Comboios rigorosamente vigiados

04-04-2016 12:18

Não havia turmas mistas nas escolas e liceus que frequentei, nos anos 50 e 60, ou só as havia na fase final do ensino liceal e em casos muito particulares. Era muitas vezes assim, nesse tempo, e não apenas no âmbito escolar. Masculino e feminino costumavam ser sinónimos de mundos separados. Felizmente, a partir dos anos 70, o Portugal censório e puritano onde as mulheres não usavam biquini foi-se abrindo a outras formas de ver e as coisas, nesse plano, mudaram substancialmente. O horizonte das meninas e das mulheres tornou-se mais amplo, mais justo, e nas últimas décadas masculino e feminino passaram a coexistir e socializar nos mesmos espaços, salvo algumas excepções que têm que ver com o pudor e a nudez. Mas, tirando essas excepções, as mulheres frequentam com total à-vontade quase todos os espaços dantes reservados aos homens, da parada do quartel às bancadas do estádio de futebol. Ainda há "santuários" masculinos ─ como a taberna, por exemplo ─ mas estão em vias de extinção.

Essa tem sido a nossa maneira de viver, idêntica à de todas as sociedades não segregadas do Ocidente, que prezam e encorajam a igualdade entre sexos, e ainda bem que assim é. Foi, por isso, com alguma inquietação que soube que uma companhia ferroviária regional alemã, a Mitteldeutsche Regiobahn, decidira criar carruagens exclusivamente para mulheres na linha que liga Leipzig a Chemnitz. Essas carruagens estarão à disposição das passageiras que viajem sozinhas ou com crianças de idade inferior a 10 anos.

Alguma imprensa associou essa medida ao medo causado por gangs de muçulmanos. Certos jornais lembraram os acontecimentos da noite de fim-de-ano junto à estação de comboios de Colónia, na qual dezenas de mulheres sofreram ataques de natureza sexual por parte de homens de aspecto árabe. Um desses homens ─ um argelino ─, acaba, aliás, de ser formalmente acusado pela justiça alemã e vai ser levado a julgamento. O representante da Mitteldeutsche Regiobahn negou que a decisão de criar carruagens só para mulheres estivesse ligada aos acontecimentos de Colónia ou a problemas de assédio sexual. A ideia ─ disse ele ─ partiu das passageiras, "que querem mais privacidade", mas é muito provável que a palavra "privacidade", neste contexto, signifique sobretudo "segurança". Vem, aliás, a propósito lembrar que também no Reino Unido o problema se coloca, com premência, e que o próprio Jeremy Corbyn, o líder dos trabalhistas, sugeriu que, em horário nocturno, os comboios britânicos passassem a ter carruagens exclusivamente para mulheres, que assim estariam mais defendidas de agressores sexuais. E algo de semelhante já foi pensado para o metro londrino.
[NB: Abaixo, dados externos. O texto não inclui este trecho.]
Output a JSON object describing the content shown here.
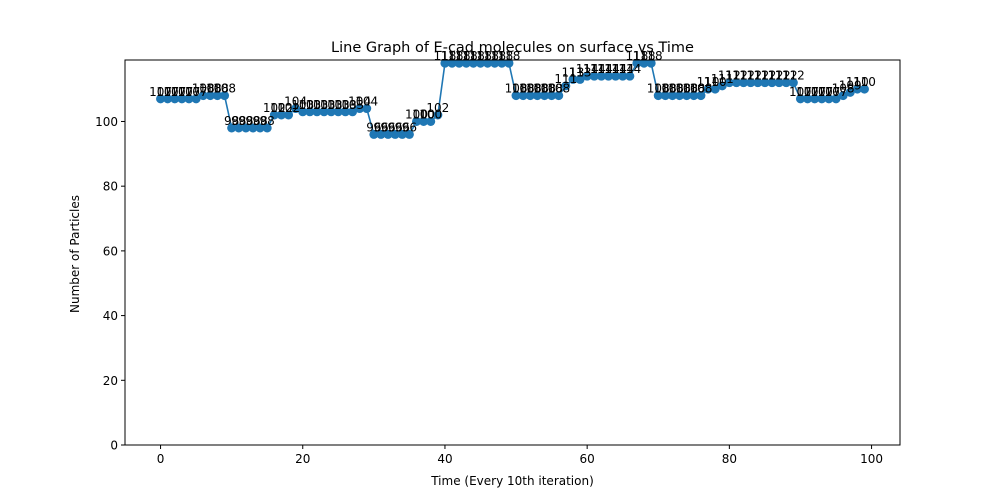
{
  "chart_data": {
    "type": "line",
    "title": "Line Graph of E-cad molecules on surface vs Time",
    "xlabel": "Time (Every 10th iteration)",
    "ylabel": "Number of Particles",
    "xlim": [
      -5,
      104
    ],
    "ylim": [
      0,
      119
    ],
    "xticks": [
      0,
      20,
      40,
      60,
      80,
      100
    ],
    "yticks": [
      0,
      20,
      40,
      60,
      80,
      100
    ],
    "grid": false,
    "line_color": "#1f77b4",
    "label_color": "#000000",
    "series": [
      {
        "x": [
          0,
          1,
          2,
          3,
          4,
          5,
          6,
          7,
          8,
          9,
          10,
          11,
          12,
          13,
          14,
          15,
          16,
          17,
          18,
          19,
          20,
          21,
          22,
          23,
          24,
          25,
          26,
          27,
          28,
          29,
          30,
          31,
          32,
          33,
          34,
          35,
          36,
          37,
          38,
          39,
          40,
          41,
          42,
          43,
          44,
          45,
          46,
          47,
          48,
          49,
          50,
          51,
          52,
          53,
          54,
          55,
          56,
          57,
          58,
          59,
          60,
          61,
          62,
          63,
          64,
          65,
          66,
          67,
          68,
          69,
          70,
          71,
          72,
          73,
          74,
          75,
          76,
          77,
          78,
          79,
          80,
          81,
          82,
          83,
          84,
          85,
          86,
          87,
          88,
          89,
          90,
          91,
          92,
          93,
          94,
          95,
          96,
          97,
          98,
          99
        ],
        "values": [
          107,
          107,
          107,
          107,
          107,
          107,
          108,
          108,
          108,
          108,
          98,
          98,
          98,
          98,
          98,
          98,
          102,
          102,
          102,
          104,
          103,
          103,
          103,
          103,
          103,
          103,
          103,
          103,
          104,
          104,
          96,
          96,
          96,
          96,
          96,
          96,
          100,
          100,
          100,
          102,
          118,
          118,
          118,
          118,
          118,
          118,
          118,
          118,
          118,
          118,
          108,
          108,
          108,
          108,
          108,
          108,
          108,
          111,
          113,
          113,
          114,
          114,
          114,
          114,
          114,
          114,
          114,
          118,
          118,
          118,
          108,
          108,
          108,
          108,
          108,
          108,
          108,
          110,
          110,
          111,
          112,
          112,
          112,
          112,
          112,
          112,
          112,
          112,
          112,
          112,
          107,
          107,
          107,
          107,
          107,
          107,
          108,
          109,
          110,
          110
        ],
        "data_labels": [
          "107",
          "107",
          "107",
          "107",
          "107",
          "107",
          "108",
          "108",
          "108",
          "108",
          "98",
          "98",
          "98",
          "98",
          "98",
          "98",
          "102",
          "102",
          "102",
          "104",
          "103",
          "103",
          "103",
          "103",
          "103",
          "103",
          "103",
          "103",
          "104",
          "104",
          "96",
          "96",
          "96",
          "96",
          "96",
          "96",
          "100",
          "100",
          "100",
          "102",
          "118",
          "118",
          "118",
          "118",
          "118",
          "118",
          "118",
          "118",
          "118",
          "118",
          "108",
          "108",
          "108",
          "108",
          "108",
          "108",
          "108",
          "111",
          "113",
          "113",
          "114",
          "114",
          "114",
          "114",
          "114",
          "114",
          "114",
          "118",
          "118",
          "118",
          "108",
          "108",
          "108",
          "108",
          "108",
          "108",
          "108",
          "110",
          "110",
          "111",
          "112",
          "112",
          "112",
          "112",
          "112",
          "112",
          "112",
          "112",
          "112",
          "112",
          "107",
          "107",
          "107",
          "107",
          "107",
          "107",
          "108",
          "109",
          "110",
          "110"
        ]
      }
    ]
  }
}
Não sei se estas precauções foram geradas por agressões de muçulmanos ou se tiveram uma origem e um âmbito mais abrangentes. Em teoria podemos até admitir que, em certos casos, e como afirmou o porta-voz da companhia ferroviária alemã, as mulheres queiram efectivamente
menos exposição. Mas mesmo nesse caso, nessa hipótese mais branda, estamos perante uma alteração de paradigma. O que me importa sublinhar aqui é que este nível de preocupação com a segurança ou com a tranquilidade das mulheres nos transportes públicos, venha ele dos órgãos decisórios ou das próprias mulheres, é um sinal de alarme que nos diz que algo está a mudar na Europa e para pior. Seja para defender seja para recatar quem nelas viaja, a criação de carruagens exclusivamente femininas representa um retrocesso civilizacional e um abalo em equilíbrios e igualdades que custaram muito a conseguir.

Eu gostaria de poder dizer a Corbyn e aos directores da Mitteldeutsche Regiobahn que a resposta adequada às questões da insegurança pública não pode ser a separação dos sexos. Gostaria de lhes dizer que as sociedades onde nos orgulhamos de viver não devem seguir essas estratégias de isolamento e compartimentação. Mas, se calhar, estou a ser ingénuo e a pensar segundo os
parâmetros de um mundo em vias de desaparecimento. Se calhar o mundo aberto onde até agora nos movemos já começou a fechar-se e as mulheres, que estão mais expostas a assédios e ataques, passaram a estar menos livres para viver a sua liberdade. E isso, se se adensarem as nuvens negras que vejo no horizonte, é uma injustiça e um grande empobrecimento. Para todos nós - João Pedro Marques (publicado pela primeira vez in Diário de Notícias, 4 de Abril de 2016).